When the embodiments are implemented via hardware, the embodiments
may be implemented by at least one application specific integrated
circuit (ASIC), at least one digital signal processor (DSP), at
least one digital signal processing device (DSPD), at least one
programmable logic device (PLD), at least one field programmable
gate array (FPGA), at least one processor, at least one controller,
at least one micro-controller, or at least one micro-processor.

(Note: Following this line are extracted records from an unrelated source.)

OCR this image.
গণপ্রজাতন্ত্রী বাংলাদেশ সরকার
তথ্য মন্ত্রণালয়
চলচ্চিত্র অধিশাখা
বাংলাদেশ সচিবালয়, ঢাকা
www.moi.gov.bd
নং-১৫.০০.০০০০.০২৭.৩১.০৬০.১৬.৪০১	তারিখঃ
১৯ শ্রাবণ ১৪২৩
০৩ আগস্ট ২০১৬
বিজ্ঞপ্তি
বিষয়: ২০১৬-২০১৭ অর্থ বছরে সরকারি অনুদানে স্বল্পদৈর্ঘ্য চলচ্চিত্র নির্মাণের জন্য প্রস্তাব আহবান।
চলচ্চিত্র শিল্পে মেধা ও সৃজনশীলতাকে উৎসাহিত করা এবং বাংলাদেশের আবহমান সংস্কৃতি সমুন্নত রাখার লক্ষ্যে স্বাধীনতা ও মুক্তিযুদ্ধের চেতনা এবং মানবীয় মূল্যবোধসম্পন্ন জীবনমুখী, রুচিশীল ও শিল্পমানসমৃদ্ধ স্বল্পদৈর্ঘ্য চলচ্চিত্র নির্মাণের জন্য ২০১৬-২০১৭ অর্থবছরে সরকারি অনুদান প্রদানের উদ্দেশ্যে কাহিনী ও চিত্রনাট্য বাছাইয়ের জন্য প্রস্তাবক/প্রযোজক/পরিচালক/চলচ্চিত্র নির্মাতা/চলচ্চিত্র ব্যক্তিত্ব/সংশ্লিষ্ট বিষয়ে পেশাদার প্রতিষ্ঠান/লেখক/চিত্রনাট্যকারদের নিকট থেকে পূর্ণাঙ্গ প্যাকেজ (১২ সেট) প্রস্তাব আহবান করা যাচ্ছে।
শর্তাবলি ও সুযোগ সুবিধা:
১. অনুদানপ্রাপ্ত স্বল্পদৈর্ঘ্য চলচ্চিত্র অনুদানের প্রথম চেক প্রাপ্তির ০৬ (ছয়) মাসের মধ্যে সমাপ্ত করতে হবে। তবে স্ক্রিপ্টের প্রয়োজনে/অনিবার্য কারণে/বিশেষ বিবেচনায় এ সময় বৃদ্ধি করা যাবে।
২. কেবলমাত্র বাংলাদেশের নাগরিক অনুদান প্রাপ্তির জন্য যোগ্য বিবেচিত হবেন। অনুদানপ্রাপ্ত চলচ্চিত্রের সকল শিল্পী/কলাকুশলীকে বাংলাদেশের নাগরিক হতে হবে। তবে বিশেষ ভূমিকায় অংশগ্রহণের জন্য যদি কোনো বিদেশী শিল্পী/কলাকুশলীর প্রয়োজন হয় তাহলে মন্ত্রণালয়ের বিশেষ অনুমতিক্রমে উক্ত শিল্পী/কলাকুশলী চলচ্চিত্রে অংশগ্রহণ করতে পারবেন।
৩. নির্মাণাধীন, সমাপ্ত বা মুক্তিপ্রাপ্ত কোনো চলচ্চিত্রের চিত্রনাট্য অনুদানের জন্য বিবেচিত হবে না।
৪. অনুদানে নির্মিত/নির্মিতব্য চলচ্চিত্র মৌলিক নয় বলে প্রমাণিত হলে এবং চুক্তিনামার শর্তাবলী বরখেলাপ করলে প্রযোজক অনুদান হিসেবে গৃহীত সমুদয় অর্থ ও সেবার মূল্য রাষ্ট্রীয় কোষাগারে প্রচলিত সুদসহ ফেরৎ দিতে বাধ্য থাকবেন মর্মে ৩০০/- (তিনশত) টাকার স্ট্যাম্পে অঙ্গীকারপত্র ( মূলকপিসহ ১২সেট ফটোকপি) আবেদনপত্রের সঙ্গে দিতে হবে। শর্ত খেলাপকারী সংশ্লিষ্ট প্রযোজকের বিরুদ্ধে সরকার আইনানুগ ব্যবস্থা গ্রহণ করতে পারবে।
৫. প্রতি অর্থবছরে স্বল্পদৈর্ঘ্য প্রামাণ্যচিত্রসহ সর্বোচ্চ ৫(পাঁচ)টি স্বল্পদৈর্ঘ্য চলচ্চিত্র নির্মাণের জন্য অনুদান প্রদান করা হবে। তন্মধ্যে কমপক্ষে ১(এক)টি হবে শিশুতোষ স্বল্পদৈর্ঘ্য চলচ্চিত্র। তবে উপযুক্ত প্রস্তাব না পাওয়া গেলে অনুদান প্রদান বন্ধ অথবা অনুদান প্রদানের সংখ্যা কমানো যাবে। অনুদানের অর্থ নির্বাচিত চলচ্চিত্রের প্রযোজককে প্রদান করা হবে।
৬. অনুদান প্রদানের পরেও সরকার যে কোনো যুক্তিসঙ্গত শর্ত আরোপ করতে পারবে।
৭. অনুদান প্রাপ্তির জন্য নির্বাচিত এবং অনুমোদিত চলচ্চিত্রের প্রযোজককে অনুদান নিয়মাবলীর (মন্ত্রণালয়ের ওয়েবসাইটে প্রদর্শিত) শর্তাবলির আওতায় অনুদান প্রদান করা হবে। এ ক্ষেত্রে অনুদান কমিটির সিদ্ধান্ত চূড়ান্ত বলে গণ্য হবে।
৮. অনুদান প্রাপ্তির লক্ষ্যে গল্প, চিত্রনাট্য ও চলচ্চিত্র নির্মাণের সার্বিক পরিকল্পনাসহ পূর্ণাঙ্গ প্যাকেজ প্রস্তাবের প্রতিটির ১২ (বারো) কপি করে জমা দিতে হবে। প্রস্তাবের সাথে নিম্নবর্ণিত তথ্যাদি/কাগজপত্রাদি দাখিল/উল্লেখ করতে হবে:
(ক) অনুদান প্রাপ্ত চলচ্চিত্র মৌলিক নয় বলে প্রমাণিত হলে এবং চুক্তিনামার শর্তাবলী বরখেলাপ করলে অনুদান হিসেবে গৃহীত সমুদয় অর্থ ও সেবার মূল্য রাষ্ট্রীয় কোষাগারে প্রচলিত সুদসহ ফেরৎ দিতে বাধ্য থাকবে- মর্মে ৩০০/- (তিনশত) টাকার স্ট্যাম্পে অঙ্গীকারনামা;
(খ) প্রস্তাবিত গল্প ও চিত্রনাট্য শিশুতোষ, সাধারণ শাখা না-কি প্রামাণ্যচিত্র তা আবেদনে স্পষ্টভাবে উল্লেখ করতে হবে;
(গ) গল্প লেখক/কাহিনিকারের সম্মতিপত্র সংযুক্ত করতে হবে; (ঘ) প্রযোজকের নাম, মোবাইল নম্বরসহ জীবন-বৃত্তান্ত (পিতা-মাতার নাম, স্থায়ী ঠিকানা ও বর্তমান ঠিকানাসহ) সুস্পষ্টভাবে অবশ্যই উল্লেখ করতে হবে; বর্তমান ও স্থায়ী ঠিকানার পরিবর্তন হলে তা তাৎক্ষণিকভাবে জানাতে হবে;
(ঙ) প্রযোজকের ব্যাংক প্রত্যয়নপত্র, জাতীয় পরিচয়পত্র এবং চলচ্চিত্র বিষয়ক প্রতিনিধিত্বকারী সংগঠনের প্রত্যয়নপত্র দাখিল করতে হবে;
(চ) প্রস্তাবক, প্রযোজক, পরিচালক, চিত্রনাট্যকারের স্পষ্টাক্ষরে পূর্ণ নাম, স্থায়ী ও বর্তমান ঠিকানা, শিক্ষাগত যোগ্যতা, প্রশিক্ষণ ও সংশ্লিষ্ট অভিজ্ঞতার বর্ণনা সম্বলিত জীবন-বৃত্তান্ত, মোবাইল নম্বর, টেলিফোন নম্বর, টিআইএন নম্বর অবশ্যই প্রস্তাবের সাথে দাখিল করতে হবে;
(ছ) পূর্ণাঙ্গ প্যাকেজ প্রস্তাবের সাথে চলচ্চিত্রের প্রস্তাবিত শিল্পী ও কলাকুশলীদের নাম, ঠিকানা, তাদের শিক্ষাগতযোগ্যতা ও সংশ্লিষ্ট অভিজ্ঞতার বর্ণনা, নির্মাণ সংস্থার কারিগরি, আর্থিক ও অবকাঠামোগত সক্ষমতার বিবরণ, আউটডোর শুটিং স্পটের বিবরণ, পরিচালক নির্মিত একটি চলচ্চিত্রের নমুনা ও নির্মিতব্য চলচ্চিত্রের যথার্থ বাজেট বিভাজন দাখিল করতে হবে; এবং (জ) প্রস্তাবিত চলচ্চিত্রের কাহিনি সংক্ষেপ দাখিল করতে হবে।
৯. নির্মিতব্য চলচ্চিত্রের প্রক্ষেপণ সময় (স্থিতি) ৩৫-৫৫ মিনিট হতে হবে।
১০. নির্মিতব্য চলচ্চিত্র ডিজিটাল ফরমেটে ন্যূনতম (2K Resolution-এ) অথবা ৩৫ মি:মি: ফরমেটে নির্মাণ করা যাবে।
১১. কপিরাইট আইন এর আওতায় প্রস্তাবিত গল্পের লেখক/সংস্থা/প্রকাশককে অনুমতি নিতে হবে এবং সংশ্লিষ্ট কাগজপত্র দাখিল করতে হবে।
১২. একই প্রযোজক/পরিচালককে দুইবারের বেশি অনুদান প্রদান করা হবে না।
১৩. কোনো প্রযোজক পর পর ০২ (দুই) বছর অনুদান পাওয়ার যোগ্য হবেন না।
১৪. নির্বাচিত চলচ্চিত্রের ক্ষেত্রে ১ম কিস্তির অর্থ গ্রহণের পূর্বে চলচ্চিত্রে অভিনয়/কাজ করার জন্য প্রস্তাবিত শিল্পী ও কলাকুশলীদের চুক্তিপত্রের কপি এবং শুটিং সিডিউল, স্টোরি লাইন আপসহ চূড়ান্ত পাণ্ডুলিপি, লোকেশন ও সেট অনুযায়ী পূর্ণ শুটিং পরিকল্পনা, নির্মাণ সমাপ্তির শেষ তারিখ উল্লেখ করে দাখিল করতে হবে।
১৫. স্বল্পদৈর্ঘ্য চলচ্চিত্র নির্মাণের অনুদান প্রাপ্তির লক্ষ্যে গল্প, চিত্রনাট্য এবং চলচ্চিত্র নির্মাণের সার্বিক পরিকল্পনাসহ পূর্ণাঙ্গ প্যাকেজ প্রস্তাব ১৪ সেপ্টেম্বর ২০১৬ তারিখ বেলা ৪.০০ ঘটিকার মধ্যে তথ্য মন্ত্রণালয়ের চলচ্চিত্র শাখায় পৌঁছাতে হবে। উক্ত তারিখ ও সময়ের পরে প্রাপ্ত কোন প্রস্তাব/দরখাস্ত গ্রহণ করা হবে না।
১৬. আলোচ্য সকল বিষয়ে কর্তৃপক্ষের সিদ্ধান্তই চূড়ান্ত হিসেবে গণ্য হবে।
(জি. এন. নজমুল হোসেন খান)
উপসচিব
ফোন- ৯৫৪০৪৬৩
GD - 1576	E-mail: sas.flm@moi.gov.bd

[0134] When the embodiments are implemented via firmware or
software, the embodiments can be written as computer programs by
using a module, procedure, a function, or the like for performing
the above-described functions or operations, and can be implemented
in general-use digital computers that execute the programs using a
computer readable recording medium. Data structures, program
commands, or data files that may be used in the above-described
embodiments may be recorded in a computer readable recording medium
via several means. The computer readable recording medium is any
type of storage device that stores data which can thereafter be
read by a computer system, and may be located within or outside a
processor. Examples of the computer-readable recording medium may
include magnetic media, magneto-optical media, and a hardware
device specially configured to store and execute program commands
such as a read-only memory (ROM), a random-access memory (RAM), or
a flash memory. The computer-readable recording medium may also be
a transmission medium that transmits signals that designate program
commands, data structures, or the like. Examples of the program
commands may include advanced language codes that can be executed
by a computer by using an interpreter or the like as well as
machine language codes made by a compiler. Furthermore, the
embodiments described herein could employ any number of
conventional techniques for electronics configuration, signal
processing and/or control, data processing and the like. The words
"mechanism", "element", "means", and "configuration" are used
broadly and are not limited to mechanical or physical embodiments,
but can include software routines in conjunction with processors,
etc.
[0135] The particular implementations shown and described herein
are illustrative examples and are not intended to otherwise limit
the scope of the present invention in any way. For the sake of
brevity, conventional electronics, control systems, software
development and other functional aspects of the systems may not be
described in detail. Furthermore, the connecting lines, or
connectors shown in the various figures presented are intended to
represent exemplary functional relationships and/or physical or
logical couplings between the various elements. It should be noted
that many alternative or additional functional relationships,
physical connections or logical connections may be present in a
practical apparatus.
[0136] The use of the terms "a" and "an" and "the" and similar
referents in the context of describing the present invention
(especially in the context of the following claims) are to be
construed to cover both the singular and the plural. Furthermore,
recitation of ranges of values herein are merely intended to serve
as a shorthand method of referring individually to each separate
value falling within the range, unless otherwise indicated herein,
and each separate value is incorporated into the specification as
if it were individually recited herein. Also, the steps of all
methods described herein can be performed in any suitable order
unless otherwise indicated herein or otherwise clearly contradicted
by context. The present invention is not limited to the described
order of the steps. The use of any and all examples, or exemplary
language (e.g., "such as") provided herein, is intended merely to
better illuminate the inventive concept and does not pose a
limitation on the scope of the inventive concept unless otherwise
claimed. Numerous modifications and adaptations will be readily
apparent to one of ordinary skill in the art without departing from
the spirit and scope.
* * * * *